Modèles et plateformes d’IA
Un pas de plus vers l’IA avec un esprit similaire à celui de l’homme
Une équipe de chercheurs de l’École des sciences de l’information de l’Université de Nagoya a fait un pas de plus vers le développement d’un réseau de neurones avec une métamémoire grâce à une expérience d’évolution basée sur l’ordinateur. Ce type de réseau de neurones pourrait aider les experts à comprendre l’évolution de la métamémoire, ce qui pourrait contribuer à développer une intelligence artificielle (IA) avec un esprit similaire à celui de l’homme.
La recherche a été publiée dans le journal scientifique Scientific Reports.
Qu’est-ce que la métamémoire ?
La métamémoire est le processus par lequel nous nous demandons si nous nous souvenons de quelque chose, et que cette mémoire est utilisée pour décider de nos actions actuelles.
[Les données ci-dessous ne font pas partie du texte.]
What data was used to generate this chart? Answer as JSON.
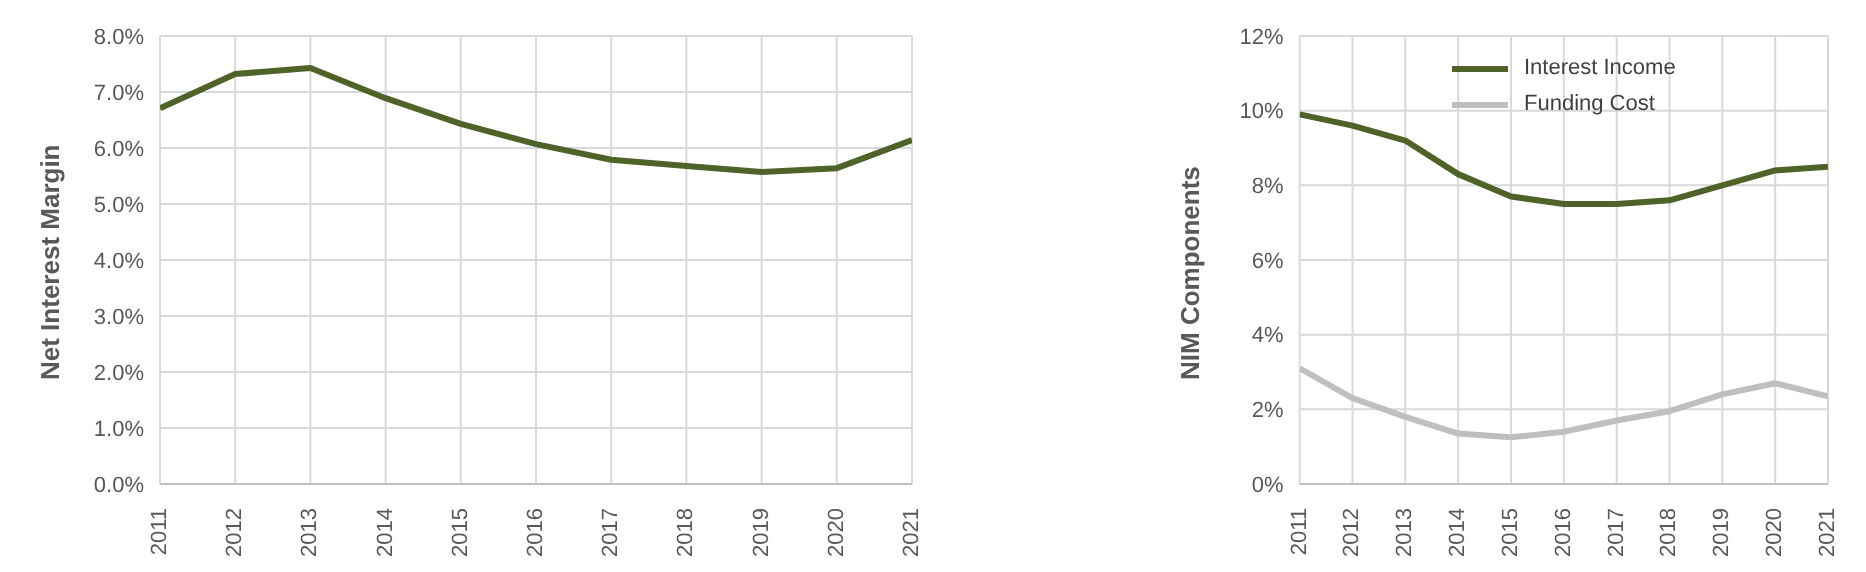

C’est en fait un processus très complexe. Ce qui rend la métamémoire importante, c’est qu’elle implique que la personne a une connaissance de ses propres capacités de mémoire, qui est utilisée pour ajuster son comportement.
Le professeur Takaya Arita est l’auteur principal de la recherche.
« Pour élucider les bases évolutives de l’esprit et de la conscience humaine, il est important de comprendre la métamémoire », déclare le professeur Arita. « Une véritable intelligence artificielle avec un esprit similaire à celui de l’homme, qui peut être interagit avec et appréciée comme un membre de la famille à la maison, est une intelligence artificielle qui a une certaine quantité de métamémoire, car elle a la capacité de se souvenir des choses qu’elle a entendues ou apprises. »
Les chercheurs utilisent généralement une tâche de correspondance différée lorsqu’ils étudient la métamémoire. Chez les humains, cette tâche consiste à voir un objet, à se souvenir de lui, puis à participer à un test pour sélectionner la chose qu’ils avaient vu précédemment parmi plusieurs objets similaires. Cela fonctionne sur un système de récompense, avec des réponses correctes récompensées et des réponses incorrectes punies. Cependant, le sujet peut décider de ne pas faire le test et gagner une récompense plus petite.
Lorsque les humains effectuent cette tâche, ils utilisent naturellement leur métamémoire pour considérer s’ils se souviennent d’avoir vu l’objet. Si c’est le cas, ils prendront le test et obtiendront une récompense plus importante. Mais s’ils sont incertains, ils éviteront de risquer la pénalité et prendront la récompense plus petite.
Atteindre la métamémoire dans un modèle de réseau de neurones
L’équipe de chercheurs, qui comprenait le professeur Takaya Arita, Yusuke Yamato et Reiji Suzuki de l’École des sciences de l’information, a développé un modèle de réseau de neurones artificiel qui a effectué la tâche de correspondance différée et a analysé son comportement.
Le modèle a démontré une capacité à évoluer jusqu’au point où il a performé de manière similaire aux singes dans des études précédentes. Des recherches antérieures ont indiqué que les singes peuvent effectuer cette tâche.
Le réseau de neurones a pu examiner ses mémoires, les conserver et séparer les sorties sans nécessiter d’aide ou d’intervention humaine. Cela a suggéré la plausibilité de mécanismes de métamémoire.
« Le besoin de métamémoire dépend de l’environnement de l’utilisateur. Par conséquent, il est important que l’intelligence artificielle ait une métamémoire qui s’adapte à son environnement en apprenant et en évoluant », déclare le professeur Arita. « Le point clé est que l’intelligence artificielle apprend et évolue pour créer une métamémoire qui s’adapte à son environnement. »
Le nouveau développement est un grand pas vers la réalisation de machines avec des mémoires similaires à celles de l’homme.
« Cette réalisation devrait fournir des indices pour la réalisation d’une intelligence artificielle avec un « esprit similaire à celui de l’homme » et même la conscience », déclare l’équipe.